Amazon Recalls Counterfeit Solar Eclipse Glasses

"Safety is among our highest priorities," Amazon said in a statement

Amazon has recalled counterfeit solar eclipse glasses, saying may not meet ISO standards to protect your eyes while looking at the eclipse.

Amazon said it has emailed customers who purchased the counterfeit glasses and will be issuing them a refund.

"Safety is among our highest priorities. Out of an abundance of caution, we have proactively reached out to customers and provided refunds for eclipse glasses that may not comply with industry standards. We want customers to buy with confidence anytime they make a purchase on Amazon.com and eclipse glasses sold on Amazon.com are required to comply with the relevant ISO standard," the company said in a statement.

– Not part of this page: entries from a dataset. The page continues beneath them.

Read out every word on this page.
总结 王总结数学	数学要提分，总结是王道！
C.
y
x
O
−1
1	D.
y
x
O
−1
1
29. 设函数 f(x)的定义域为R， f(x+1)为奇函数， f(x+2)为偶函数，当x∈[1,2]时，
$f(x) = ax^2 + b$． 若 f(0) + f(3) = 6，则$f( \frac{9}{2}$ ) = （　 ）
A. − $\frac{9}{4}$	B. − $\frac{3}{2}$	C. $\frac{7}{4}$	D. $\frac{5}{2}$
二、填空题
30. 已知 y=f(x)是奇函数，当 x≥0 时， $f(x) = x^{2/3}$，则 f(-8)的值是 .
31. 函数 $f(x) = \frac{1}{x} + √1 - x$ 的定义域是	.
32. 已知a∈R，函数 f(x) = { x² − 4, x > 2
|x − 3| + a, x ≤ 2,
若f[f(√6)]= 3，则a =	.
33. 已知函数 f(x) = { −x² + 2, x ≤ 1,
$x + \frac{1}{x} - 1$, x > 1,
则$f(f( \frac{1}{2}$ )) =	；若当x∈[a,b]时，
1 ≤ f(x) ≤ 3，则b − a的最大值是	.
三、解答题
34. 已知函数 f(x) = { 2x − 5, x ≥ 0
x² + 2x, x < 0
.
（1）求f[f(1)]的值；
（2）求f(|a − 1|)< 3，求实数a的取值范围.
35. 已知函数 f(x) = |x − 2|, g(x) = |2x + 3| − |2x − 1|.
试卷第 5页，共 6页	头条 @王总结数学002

Though they may look identical to legitimate glasses, the glasses do not offer the same eye protection as ones that meet requirements set forth by the International Organization for Standardization (ISO). Legitimate glasses not only block 1/100,000th of the light from the sun, but also UV and infrared light that can damage the eyes.

Amazon said customers who purchased legitimate eclipse glasses did not receive a message because their product was confirmed to be ISO compliant. Customers who are still concerned about their eclipse glasses can reach out to customer service for a refund under the A-to-Z Guarantee.

The American Astronomical Society also has a website to help determine if your eclipse glasses are safe.

The total eclipse will occur Aug. 21. The moon is expected to eclipse about 80 percent of the sun over North Texas with peak eclipse occurring at about 1:09 p.m. In North Texas, the moon will begin it's transit at about 11:40 a.m. and will end about three hours later.